O General al-Burhan é o principal interlocutor com os apoiantes estrangeiros do exército, acrescentou Boswell: “Outros generais poderão ter de avaliar se a sua remoção poderia prejudicar essas ligações”.

À medida que o conflito entra numa nova fase, os especialistas dizem que há também um risco maior de interferência estrangeira. Estes incluem países vizinhos como a Eritreia, cujo líder autocrático conheceu em setembro e novembro com o chefe do exército do Sudão.

Os Emirados Árabes Unidos têm fornecido armas e apoio médico às forças paramilitares, acusações que negam. Um Sudão desestabilizado também seria perturbador para a Arábia Saudita, que fica do outro lado do Mar Vermelho.

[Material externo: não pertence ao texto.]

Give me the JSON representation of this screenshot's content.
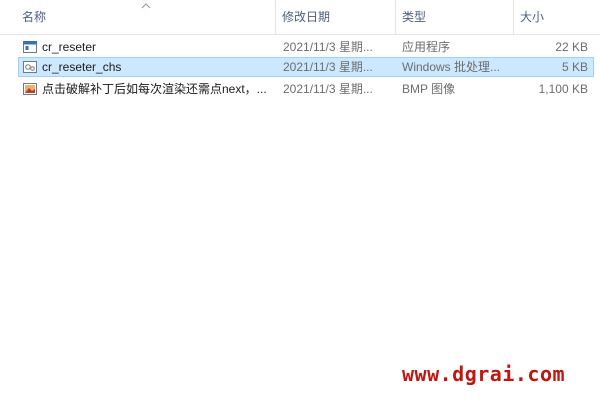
{
  "columns": {
    "name": "名称",
    "date": "修改日期",
    "type": "类型",
    "size": "大小"
  },
  "files": [
    {
      "name": "cr_reseter",
      "date": "2021/11/3 星期...",
      "type": "应用程序",
      "size": "22 KB",
      "icon": "exe-icon"
    },
    {
      "name": "cr_reseter_chs",
      "date": "2021/11/3 星期...",
      "type": "Windows 批处理...",
      "size": "5 KB",
      "icon": "batch-file-icon"
    },
    {
      "name": "点击破解补丁后如每次渲染还需点next，...",
      "date": "2021/11/3 星期...",
      "type": "BMP 图像",
      "size": "1,100 KB",
      "icon": "bmp-image-icon"
    }
  ],
  "selected_index": 1,
  "watermark": "www.dgrai.com"
}
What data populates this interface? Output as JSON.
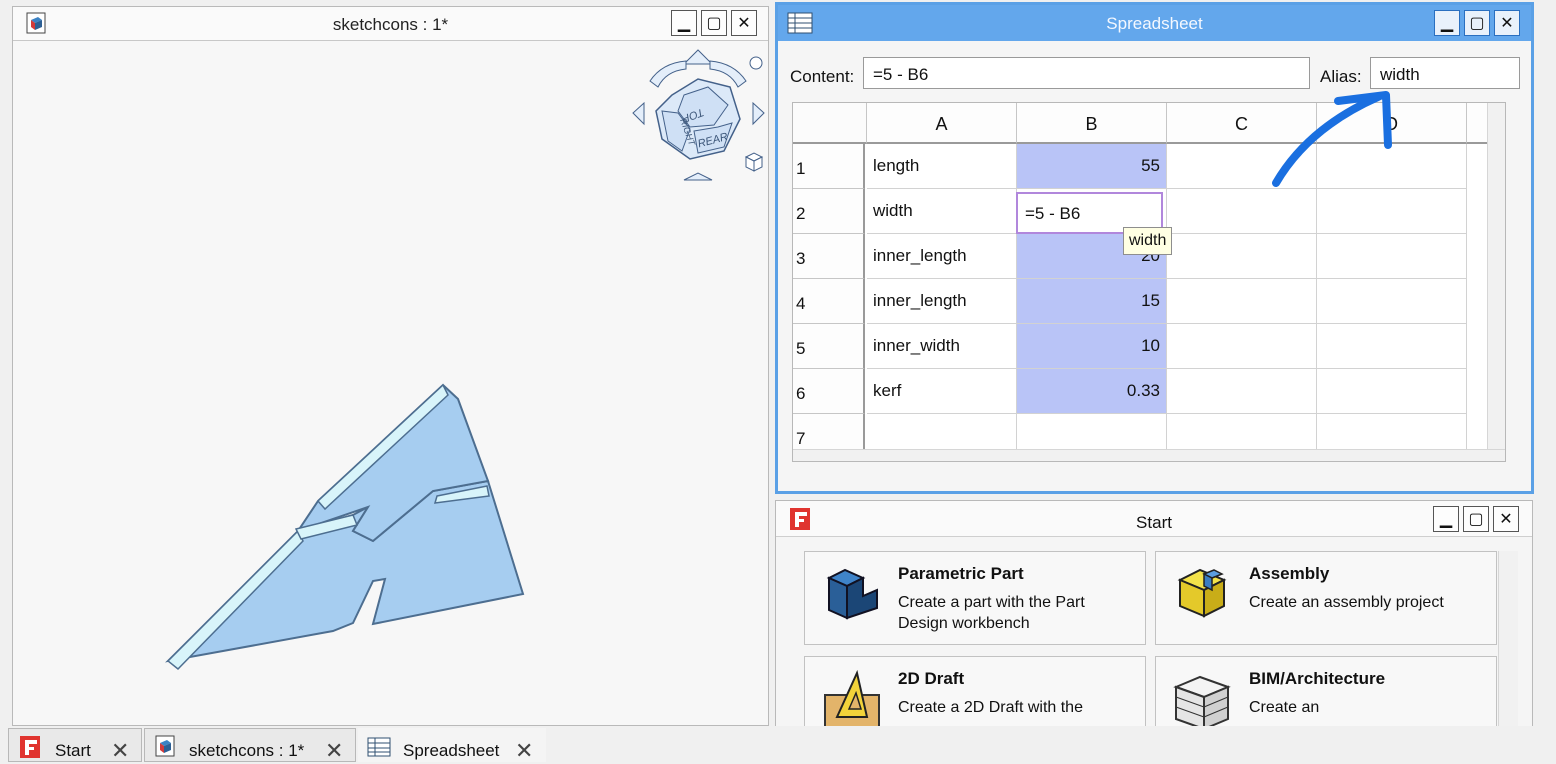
{
  "view3d": {
    "title": "sketchcons : 1*",
    "navcube_faces": {
      "top": "TOP",
      "right": "RIGHT",
      "rear": "REAR"
    }
  },
  "spreadsheet": {
    "title": "Spreadsheet",
    "content_label": "Content:",
    "content_value": "=5 - B6",
    "alias_label": "Alias:",
    "alias_value": "width",
    "columns": [
      "A",
      "B",
      "C",
      "D"
    ],
    "rows": [
      {
        "num": "1",
        "a": "length",
        "b": "55"
      },
      {
        "num": "2",
        "a": "width",
        "b": ""
      },
      {
        "num": "3",
        "a": "inner_length",
        "b": "20"
      },
      {
        "num": "4",
        "a": "inner_length",
        "b": "15"
      },
      {
        "num": "5",
        "a": "inner_width",
        "b": "10"
      },
      {
        "num": "6",
        "a": "kerf",
        "b": "0.33"
      },
      {
        "num": "7",
        "a": "",
        "b": ""
      }
    ],
    "editor_value": "=5 - B6",
    "tooltip": "width"
  },
  "start": {
    "title": "Start",
    "cards": [
      {
        "title": "Parametric Part",
        "desc": "Create a part with the Part Design workbench"
      },
      {
        "title": "Assembly",
        "desc": "Create an assembly project"
      },
      {
        "title": "2D Draft",
        "desc": "Create a 2D Draft with the"
      },
      {
        "title": "BIM/Architecture",
        "desc": "Create an"
      }
    ]
  },
  "tabs": [
    {
      "label": "Start"
    },
    {
      "label": "sketchcons : 1*"
    },
    {
      "label": "Spreadsheet"
    }
  ],
  "colors": {
    "accent": "#63a7ec",
    "cell_highlight": "#b9c4f7",
    "model_fill": "#a6cdf0",
    "annotation_arrow": "#1a6fe0"
  }
}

Um conflito regional mais amplo seria “um cenário de pesadelo não apenas para o Sudão, mas para o mundo”, disse a analista Khair.

Por enquanto, muitos sudaneses esperam poder encontrar comida e abrigo. Na quarta-feira, Elgunaid disse que acordou com febre, mas que nenhuma das farmácias da aldeia onde ela estava estava aberta. As conexões de telefone e internet eram lentas e muitas pessoas ainda dormiam ao ar livre, disse ela.

“Não temos ideia do que faremos a seguir”, disse ela. “Todos nos sentimos presos.”

Declan Walsh contribuíram com reportagens de Kinshasa, na República Democrática do Congo.